Crime and Justice News

In the more than 50 years since a bomb ripped through a mathematics center at the University of Wisconsin, killing a graduate student and injuring several others in an attack protesting the Vietnam War, the FBI has received hundreds of tips about the whereabouts of one of the suspects, Leo Burt. Just weeks after the attack on Aug. 24, 1970, a waitress in Cleveland was convinced that she had seen him. Years later, another tipster thought he had spotted Burt at a homeless shelter in Denver. One man said he had seen the fugitive working at a resort in Costa Rica. Burt was never found. Now, in an attempt to develop new leads, the FBI released new images of what Burt might look like today, aged 75, the New York Times reports.


In one of the images, he wears the same wire-framed round glasses that he wore as a young man. He remains wanted for sabotage, destruction of government property and conspiracy, and “should be considered armed and dangerous,” the FBI said.

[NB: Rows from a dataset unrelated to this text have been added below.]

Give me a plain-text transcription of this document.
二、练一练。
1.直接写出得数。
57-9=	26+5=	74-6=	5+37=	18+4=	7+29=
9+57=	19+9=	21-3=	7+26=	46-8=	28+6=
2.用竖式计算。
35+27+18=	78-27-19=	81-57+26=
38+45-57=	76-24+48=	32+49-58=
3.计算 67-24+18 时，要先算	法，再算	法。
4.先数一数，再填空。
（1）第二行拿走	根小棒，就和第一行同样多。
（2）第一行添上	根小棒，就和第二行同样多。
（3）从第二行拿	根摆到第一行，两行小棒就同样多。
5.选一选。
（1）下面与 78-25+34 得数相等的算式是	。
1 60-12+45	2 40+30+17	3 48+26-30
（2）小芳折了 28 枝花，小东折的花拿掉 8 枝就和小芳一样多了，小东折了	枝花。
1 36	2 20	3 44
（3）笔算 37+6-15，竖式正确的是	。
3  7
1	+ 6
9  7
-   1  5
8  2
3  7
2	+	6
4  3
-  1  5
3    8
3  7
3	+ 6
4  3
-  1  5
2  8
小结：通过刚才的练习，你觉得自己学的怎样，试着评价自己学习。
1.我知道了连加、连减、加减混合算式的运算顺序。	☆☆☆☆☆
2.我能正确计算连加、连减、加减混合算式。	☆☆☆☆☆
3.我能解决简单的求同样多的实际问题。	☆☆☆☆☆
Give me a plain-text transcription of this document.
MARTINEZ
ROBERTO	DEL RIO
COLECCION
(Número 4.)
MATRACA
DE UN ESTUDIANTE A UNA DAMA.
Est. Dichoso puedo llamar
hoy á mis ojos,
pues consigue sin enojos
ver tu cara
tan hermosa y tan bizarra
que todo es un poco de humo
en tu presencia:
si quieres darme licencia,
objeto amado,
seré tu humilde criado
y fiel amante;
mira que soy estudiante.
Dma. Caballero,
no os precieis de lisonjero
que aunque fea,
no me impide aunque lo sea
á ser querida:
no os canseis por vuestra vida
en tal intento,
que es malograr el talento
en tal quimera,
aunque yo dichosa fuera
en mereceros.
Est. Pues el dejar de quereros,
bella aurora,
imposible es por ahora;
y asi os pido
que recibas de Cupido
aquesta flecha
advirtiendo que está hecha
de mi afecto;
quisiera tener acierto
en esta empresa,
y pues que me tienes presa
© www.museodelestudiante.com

Burt, a University of Wisconsin student in his 20s at the time of the attack, was among four men who the authorities say plotted to bomb the mathematics center, committing the largest act of domestic terrorism at the time. The four men are said to have detonated a stolen truck containing fertilizer and fuel oil near Sterling Hall, the building that housed the mathematics center, which was affiliated with the U.S. Army. The blast and fire killed Robert Fassnacht, a 33-year-old physics researcher, and injured five others. Investigators at the time said the explosion caused around $6 million in damage.